Alex no entendía que el fantasma estuviera tan avergonzado y se sintiera tan culpable de lo que le había confesado. Se había comportado honorablemente cuando se había ofrecido a casarse con Emma dadas las circunstancias. No había tenido nada de malo que rompieran el compromiso después del aborto: Emma no se había quedado sola ni en la indigencia. Además, Tom iba a alistarse de todas formas.

—Hiciste lo correcto —le dijo—. Fuiste honesto con ella.

El fantasma lo miró con rabia, incrédulo.

—Eso no fue honestidad, fue cobardía. Tendría que haberme casado con ella. Tendría que haberme asegurado de que, pasara lo que pasase, supiera siempre que significaba más para mí que nada en el mundo.

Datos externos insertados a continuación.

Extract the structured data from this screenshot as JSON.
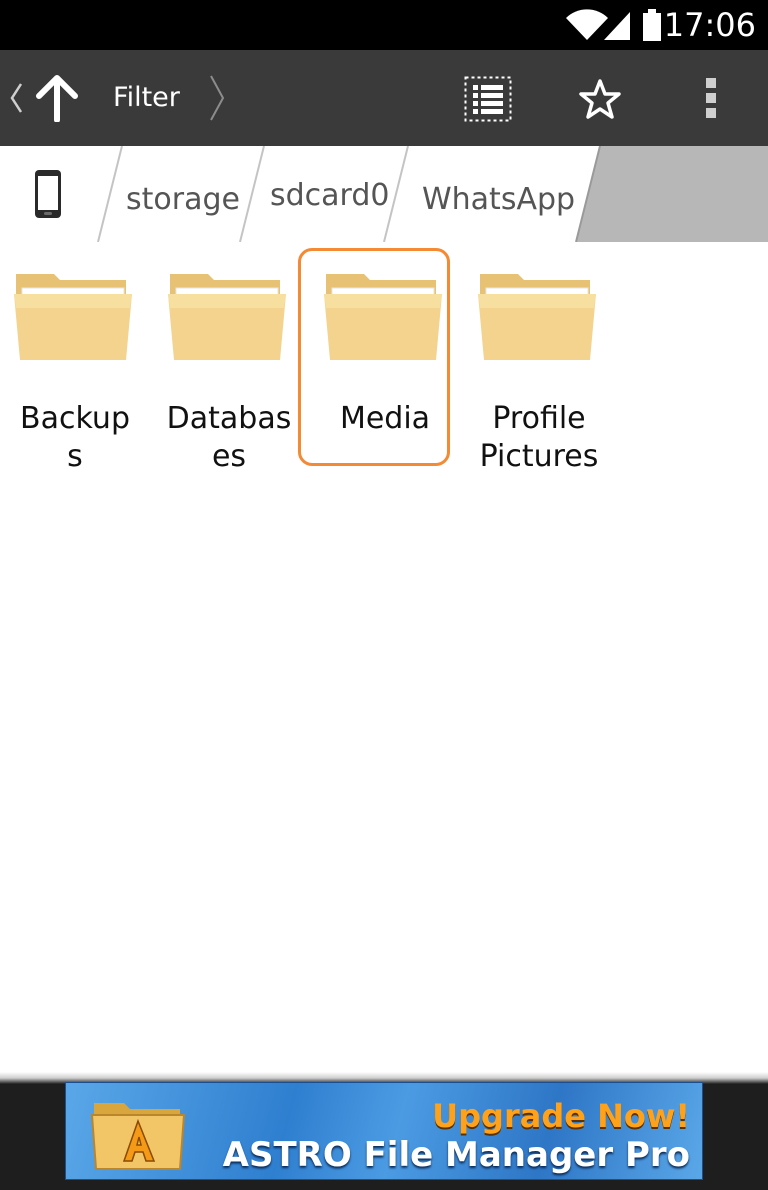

—No pretendo ser insensible —empezó a decir Alex y puso mala cara cuando el fantasma soltó una carcajada amarga—, pero seguramente habrías muerto en la guerra de todos modos. Así que no habríais pasado mucho más tiempo juntos.

—No lo entiendes, ¿verdad? —le preguntó el fantasma, incrédulo—. Yo la amaba. La amaba y le fallé. Nos fallé a ambos. Era demasiado cobarde. Algunos hombres se pasan la vida soñando con que los amen así. Yo lo eché por la borda y todas mis posibilidades de corregirlo se estrellaron contra el suelo conmigo y mi avión.

—A lo mejor fuiste afortunado. ¿Lo has pensado? Si hubieras sobrevivido y regresado con Emma, podrías haber acabado abocado a un matrimonio espantoso. Podríais haber acabado odiándoos mutuamente. Tal vez fue mejor que las cosas salieran como salieron.

—¿Afortunado? —Lo miró horrorizado, furioso, indignado. Se levantó y deambuló por el descansillo. Un par de veces se detuvo para mirar a Alex como si fuera una curiosidad un tanto repelente. Al final se paró delante de la ventana—. Supongo que tienes razón —dijo—. Es mejor morir siendo joven y evitar las miserables complicaciones de amar a los demás. La vida no tiene sentido. Es preferible acabar con ella.

—Exactamente —dijo Alex, ofendido por el sermón. Al fin y al cabo, estaba dispuesto tomar sus decisiones y a pagar por ellas, exactamente como había hecho el fantasma. Estaba en su derecho.

Mirando fijamente la ventana de exuberantes colores, el fantasma le dijo con malevolencia:

—Tal vez tengas la fortuna que tuve yo.